The pandemic has helped the rich get richer, according to a new study. But it has also led to greater philanthropy.
Total wealth held by billionaires reached $10.2 trillion in July 2020, a new high, according to a report by UBS Global Wealth Management and PwC Switzerland. The previous peak was $8.9 trillion, reached 2017.
The world has 2,189 billionaires, up from 2,158 in 2017. Entrepreneurs in tech, health care and industrial sectors gained the most during 2018, 2019 and the first seven months of 2020, trends accelerated by the coronavirus pandemic.

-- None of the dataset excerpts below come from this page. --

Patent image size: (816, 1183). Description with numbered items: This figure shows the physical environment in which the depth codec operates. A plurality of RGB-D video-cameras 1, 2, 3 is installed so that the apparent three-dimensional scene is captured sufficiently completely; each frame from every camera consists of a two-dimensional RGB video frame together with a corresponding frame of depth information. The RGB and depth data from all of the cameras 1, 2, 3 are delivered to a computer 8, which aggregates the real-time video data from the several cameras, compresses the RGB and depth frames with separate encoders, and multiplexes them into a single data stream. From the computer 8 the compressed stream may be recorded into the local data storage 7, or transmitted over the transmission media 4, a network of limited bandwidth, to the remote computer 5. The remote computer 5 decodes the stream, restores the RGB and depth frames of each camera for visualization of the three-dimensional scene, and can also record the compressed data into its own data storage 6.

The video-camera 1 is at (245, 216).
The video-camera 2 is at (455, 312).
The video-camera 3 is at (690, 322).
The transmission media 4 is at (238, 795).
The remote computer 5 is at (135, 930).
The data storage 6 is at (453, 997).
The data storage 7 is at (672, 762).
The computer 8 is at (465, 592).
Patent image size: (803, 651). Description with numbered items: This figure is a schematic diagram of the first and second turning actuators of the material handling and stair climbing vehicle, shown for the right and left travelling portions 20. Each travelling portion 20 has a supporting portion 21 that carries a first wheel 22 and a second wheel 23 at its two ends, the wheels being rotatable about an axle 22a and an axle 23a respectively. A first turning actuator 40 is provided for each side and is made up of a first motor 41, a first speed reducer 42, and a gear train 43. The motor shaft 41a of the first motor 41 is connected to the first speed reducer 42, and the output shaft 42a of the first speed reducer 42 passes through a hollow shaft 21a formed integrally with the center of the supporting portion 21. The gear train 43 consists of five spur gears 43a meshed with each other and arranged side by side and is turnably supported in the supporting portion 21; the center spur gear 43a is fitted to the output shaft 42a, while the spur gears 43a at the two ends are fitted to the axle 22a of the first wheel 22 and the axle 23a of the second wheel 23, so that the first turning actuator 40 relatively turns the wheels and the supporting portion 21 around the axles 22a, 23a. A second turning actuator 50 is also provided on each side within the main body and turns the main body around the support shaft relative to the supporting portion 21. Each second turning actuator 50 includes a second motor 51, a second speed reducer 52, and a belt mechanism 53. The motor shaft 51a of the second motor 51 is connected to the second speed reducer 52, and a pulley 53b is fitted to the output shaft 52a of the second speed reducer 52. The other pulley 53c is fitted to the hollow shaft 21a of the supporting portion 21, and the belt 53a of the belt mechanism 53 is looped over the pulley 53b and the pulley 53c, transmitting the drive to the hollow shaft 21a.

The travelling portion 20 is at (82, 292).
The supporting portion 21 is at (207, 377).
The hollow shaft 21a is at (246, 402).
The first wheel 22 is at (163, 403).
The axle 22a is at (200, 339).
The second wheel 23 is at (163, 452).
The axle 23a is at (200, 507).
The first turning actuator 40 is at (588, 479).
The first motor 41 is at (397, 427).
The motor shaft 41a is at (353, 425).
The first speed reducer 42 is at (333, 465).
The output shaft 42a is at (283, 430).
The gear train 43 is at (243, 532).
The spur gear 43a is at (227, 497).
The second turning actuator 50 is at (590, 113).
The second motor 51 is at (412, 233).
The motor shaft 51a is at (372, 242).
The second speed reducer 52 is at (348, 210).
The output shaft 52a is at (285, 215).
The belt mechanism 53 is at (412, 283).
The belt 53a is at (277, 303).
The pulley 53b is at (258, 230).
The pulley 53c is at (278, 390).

The virus has also spurred billionaires to give more of their money away than ever before, with some 209 billionaires committing $7.2 billion in financial donations, goods and equipment or other types of gifts over the past few months, the report stated.
The study also predicted that billionaires will play a crucial role in the recovery and rebuilding process after the health crisis is over.
“When the storm passes, a new generation of billionaire innovators looks set to play a critical role in repairing the damage,” the report stated. “Using the growing repertoire of emerging technologies, tomorrow’s innovators will digitize, refresh and revolutionize the economy.”
The report comes at a time when the virus is widening social and economic divisions. The pandemic has been a financial boon to some wealthy Americans, while research suggests that those in lower economic strata are likelier to catch — and die from — the virus.